Il caso. Unico omesso

L’invio mancato si sana (quasi) senza limiti
L’omessa dichiarazione oltre i 90 giorni è sanzionata in misura fissa, se le imposte sono state regolarmente versate, anche se il pagamento è avvenuto tramite il ravvedimento operoso.
Il principio stabilito dalla circolare 54/E/2002 (paragrafo 17.1) si può applicare quando il contribuente omette di presentare la dichiarazione (anche nei 90 giorni) e con il ravvedimento provvede a rimediare al solo mancato versamento delle imposte risultanti dalla medesima. In tal caso «qualora l’imposta accertata sia stata completamente versata dal contribuente» la sanzione per l’omessa dichiarazione dei redditi/Irap è quella da 258 a 1.032 euro (o da 258 a 2.065 euro per l’Iva), poiché «per imposta dovuta si ritiene che debba intendersi la differenza tra l’imposta accertata e quella versata a qualsiasi titolo».
La circolare – così com’è scritta – sembrerebbe non ammettere dubbi, per cui l’avvenuto ravvedimento operoso delle imposte dovute consente di riportare la sanzione da omessa dichiarazione, generalmente condannata con una penalità che va dal 120% al 240% delle imposte dovute, a violazione da punire in misura fissa.
Rimedi ad ampio raggio 
Alla luce di tale chiarimento si può affermare che non tutto è perduto anche nell’ipotesi in cui il contribuente, con riferimento ad esempio a Unico 2015, non presenti la dichiarazione in tempo utile per usufruire dei benefici accordati in ipotesi di dichiarazione “tardiva” (quindi entro il prossimo 29 dicembre) omettendo anche il pagamento delle relative imposte. 

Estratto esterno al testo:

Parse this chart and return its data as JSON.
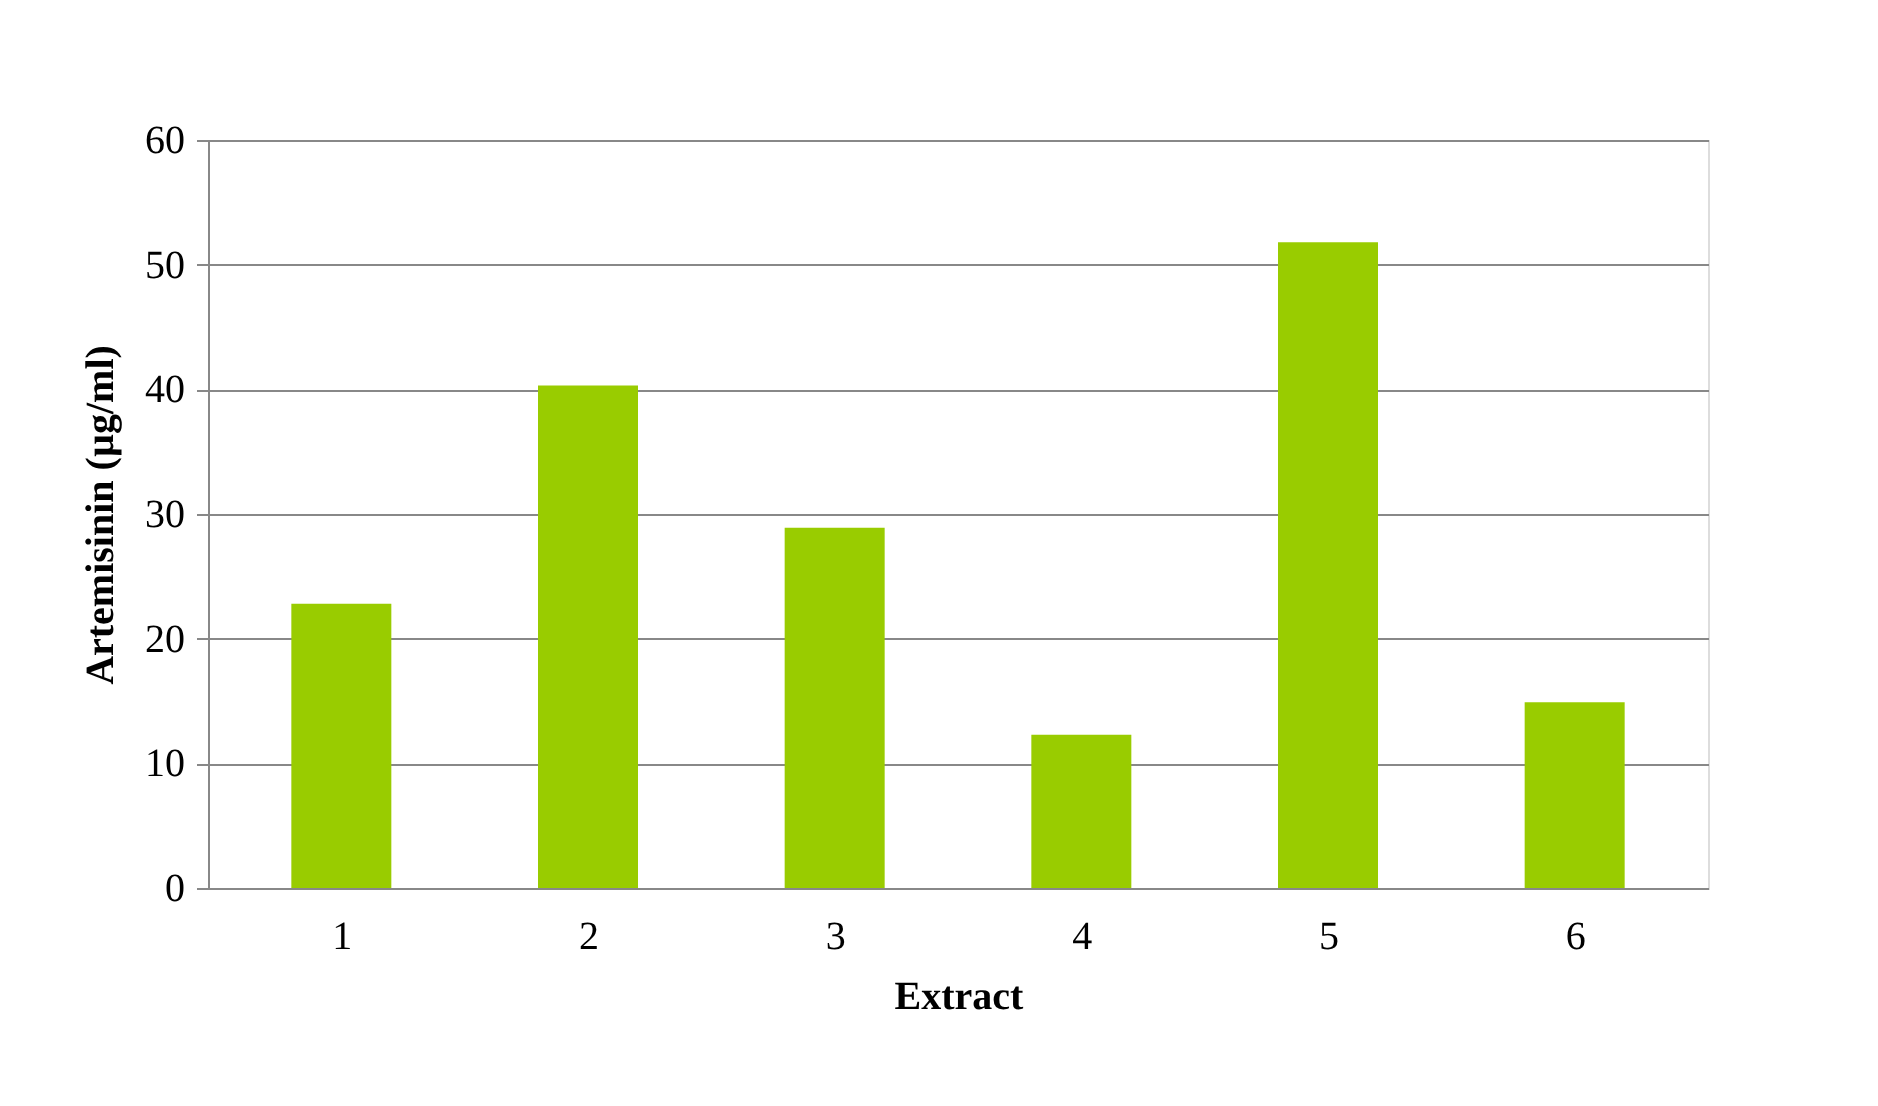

Prendiamo il caso in cui un soggetto il 15 febbraio 2016 si accorga di non aver presentato il modello Unico 2015 a cui era obbligato. In questa ipotesi il contribuente, avvalendosi della circolare 54/E/2002, potrebbe rimediare in questo modo:
procedendo con il ravvedimento operoso delle imposte dovute (pagando la sanzione del 30% ridotta a 1/8); 
e presentando il modello Unico 2015 che, anche se non più ravvedibile, sarebbe comunque sanzionabile solo in misura fissa (258 euro), peraltro poi definibile in acquiescenza con ulteriore riduzione a 1/3
In mancanza, il contribuente - trovandosi in presenza di imposte dovute - sarebbe irrimediabilmente esposto alla sanzione prevista dal 120 al 240% dell’imposta dovuta (legata all’omessa dichiarazione).
Nessun limite di tempo 
Un’ultima riflessione va posta sulla tempistica del ravvedimento. La circolare 54/E/2002 richiamando la lettera b) dell’articolo 13 del Dlgs 472/1997 non ammetteva la possibilità di andare oltre al termine fissato «per la presentazione della dichiarazione relativa all’anno nel corso del quale è stata commessa la violazione». Tuttavia, alla luce delle modifiche previste dalla legge 190/2014 che vanno nella direzione di ampliare l’operatività dell’istituto fino ad arrivare alla scadenza dei termini di accertamento, appare necessario adattare la locuzione al nuovo scenario di riferimento. Pertanto, è da ritenere che il ravvedimento possa spingersi anche oltre l’originario termine attributo dalle Entrate.
La sanzione richiamata dalla circolare in tema di omesso versamento è quella del 30% e questo sia che il ravvedimento avvenga nei 90 giorni, sia che questo si manifesti oltre tale lasso temporale.